The Pope was in his chapel before day or battle broke,
(Don John of Austria is hidden in the smoke.)
The hidden room in man’s house where God sits all the year,
The secret window whence the world looks small and very dear.
He sees as in a mirror on the monstrous twilight sea
The crescent of his cruel ships whose name is mystery;
They fling great shadows foe-wards, making Cross and Castle dark,
They veil the plumèd lions on the galleys of St. Mark;
And above the ships are palaces of brown, black-bearded chiefs,
And below the ships are prisons, where with multitudinous griefs,
Christian captives sick and sunless, all a labouring race repines
Like a race in sunken cities, like a nation in the mines.
They are lost like slaves that sweat, and in the skies of morning hung
The stair-ways of the tallest gods when tyranny was young.
They are countless, voiceless, hopeless as those fallen or fleeing on
Before the high Kings’ horses in the granite of Babylon.
And many a one grows witless in his quiet room in hell
Where a yellow face looks inward through the lattice of his cell,
And he finds his God forgotten, and he seeks no more a sign—
(But Don John of Austria has burst the battle-line!)
Don John pounding from the slaughter-painted poop,
Purpling all the ocean like a bloody pirate’s sloop,
Scarlet running over on the silvers and the golds,
Breaking of the hatches up and bursting of the holds,
Thronging of the thousands up that labour under sea
White for bliss and blind for sun and stunned for liberty.
Vivat Hispania!
Domino Gloria!
Don John of Austria
Has set his people free!

Cervantes on his galley sets the sword back in the sheath
(Don John of Austria rides homeward with a wreath.)

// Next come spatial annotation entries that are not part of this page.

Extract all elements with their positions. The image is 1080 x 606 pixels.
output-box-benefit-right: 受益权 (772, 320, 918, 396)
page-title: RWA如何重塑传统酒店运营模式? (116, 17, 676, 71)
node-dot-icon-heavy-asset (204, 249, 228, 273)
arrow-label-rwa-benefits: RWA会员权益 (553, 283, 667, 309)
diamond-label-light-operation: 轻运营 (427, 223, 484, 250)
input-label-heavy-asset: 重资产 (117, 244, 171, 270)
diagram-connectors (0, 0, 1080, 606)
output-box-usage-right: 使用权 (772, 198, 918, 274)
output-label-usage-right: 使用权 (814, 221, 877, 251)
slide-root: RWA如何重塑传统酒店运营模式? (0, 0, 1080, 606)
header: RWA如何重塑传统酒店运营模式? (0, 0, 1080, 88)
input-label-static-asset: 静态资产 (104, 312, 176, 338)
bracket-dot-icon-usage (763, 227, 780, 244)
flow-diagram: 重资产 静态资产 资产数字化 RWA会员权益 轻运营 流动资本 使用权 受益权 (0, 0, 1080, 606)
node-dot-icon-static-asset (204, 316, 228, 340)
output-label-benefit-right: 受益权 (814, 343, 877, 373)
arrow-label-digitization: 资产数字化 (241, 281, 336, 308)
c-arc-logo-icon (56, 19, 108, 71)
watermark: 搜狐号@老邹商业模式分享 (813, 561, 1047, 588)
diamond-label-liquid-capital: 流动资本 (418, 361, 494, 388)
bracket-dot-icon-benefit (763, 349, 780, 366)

And he sees across a weary land a straggling road in Spain,
Up which a lean and foolish knight forever rides in vain,
And he smiles, but not as Sultans smile, and settles back the blade....
(But Don John of Austria rides home from the Crusade.)

[Incidentally, I think this is the first use of the phrase 'When all the world was young' that has served memoir writers so well, though Charles Kingsley coined 'When all the world is young, lad'.]